Washington Post media blogger Erik Wemple seems to be placing himself in the Gabby Giffords Can Do No Wrong camp. One post this week carried the headline “Politico: Gabby Giffords ‘gets mean.’ Really?”
Wemple ripped into an Alex Isenstadt Politico piece on very personal, very negative campaign ads from the Giffords “gun violence prevention super PAC” Americans for Responsible Solutions. We’re going to call gun control and confiscation “gun violence prevention.” Really?
Isenstadt overdid the piece in using the “even liberals think Giffords is going too far” lingo, and then cited only the Arizona Republic editorial page, which endorsed Mitt Romney. (Isenstadt corrected that sentence.) Wemple thinks that because Republicans are intimidated out of attacking a woman who was shot in the head by a madman, there’s no foul.
Team Giffords is especially intense in going after Republican Martha McSally, who’s running to take her seat in Congress (presently held by former Giffords aide Ron Barber). Wemple claimed that since McSally alone would denounce them, the Republicans are fine with them:
McSally called the ads “false and malicious,” as Isenstadt reported. Other Republicans, noted Isenstadt, “want to hit back, but it’s quite the conundrum going after Giffords.”
Another possibility is that these “nastiest,” “mean,” “bare-knuckled” tactics from Giffords’ group really aren’t all that nasty, mean and bare-knuckled. “To be honest, we haven’t really gotten much criticism at all,” says Pia Carusone, senior adviser of Americans for Responsible Solutions.
Isenstadt began his piece with an attention-grabbing lede: “Gabby Giffords, irreproachable figure of sympathy, has fashioned an improbable new role for herself this election year: ruthless attack dog.” Check out this hammer-and-tongs ad against McSally:
As Isenstadt put it:
One features a wrenching testimonial from a woman named Vicki who weeps and stumbles over her words as she recounts how her 19-year-old daughter was hunted down and murdered by an enraged ex-boyfriend.
“He had threatened her before. I knew. I just knew,” Vicki says. A narrator then declares that McSally “opposes making it harder for stalkers to get a gun.”
It’s no accident that Giffords is singling out McSally, people close to the former congresswoman say.
During her unsuccessful 2012 campaign, McSally ran TV commercials comparing herself to Giffords. The Giffords team fumed, and her husband, retired astronaut Mark Kelly, released a terse statement declaring, “Martha McSally is no Gabby Giffords.”

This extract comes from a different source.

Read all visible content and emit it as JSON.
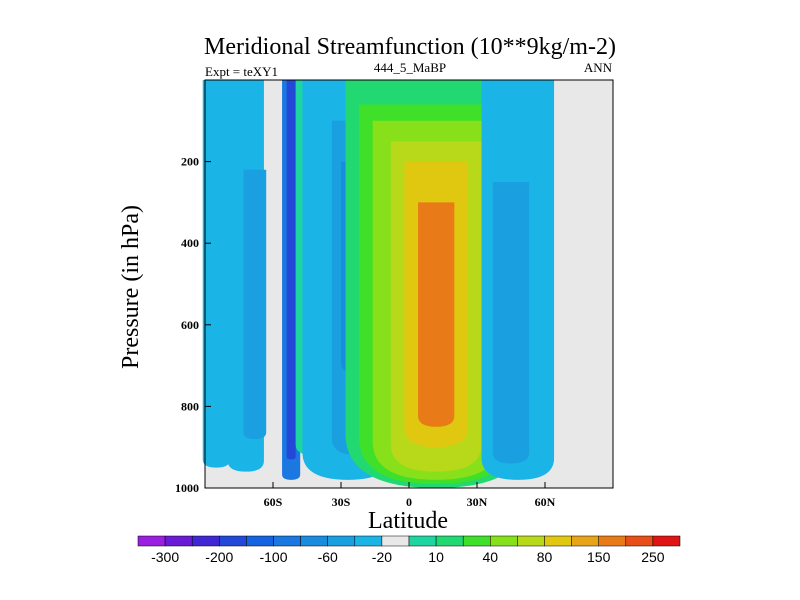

Another anti-McSally ad features a woman named Carol who says her daughter was killed by a criminal who bought a firearm at a gun show and didn’t receive a background check — a check, she states, that McSally would oppose.
“To McSally, it’s just politics,” Carol says as she clutches a picture of her deceased daughter. “To me, it’s personal.”
Isenstadt also made the point that Giffords could sling mud before her tragic shooting: “The Democrat proved herself to be a tough campaigner during her five years in the House....In 2010, as Democrats across the country were swept away in a conservative wave, Giffords eked out a narrow, 4,156-vote victory over a GOP opponent, Jesse Kelly, by casting him as fringe and dangerous.”
One Giffords TV ad claimed Kelly would "cut" entitlement programs beloved by seniors, adding the Republican was “more interested in greed and not interested in the rest of the population.”
That apparently, is an everyday charge inside the Washington Post headquarters.
Wemple seems to be in sync with the liberal commenters underneath his post, like this one: "I don't think it's possible for someone who has been shot in the head and crippled for life to be 'mean' to gun nuts. There is no getting back what she's lost, and she's only one of thousands injured or killed with guns every year."
It's a mudslinging holiday! Like the Outback ads say, there are no rules, just right.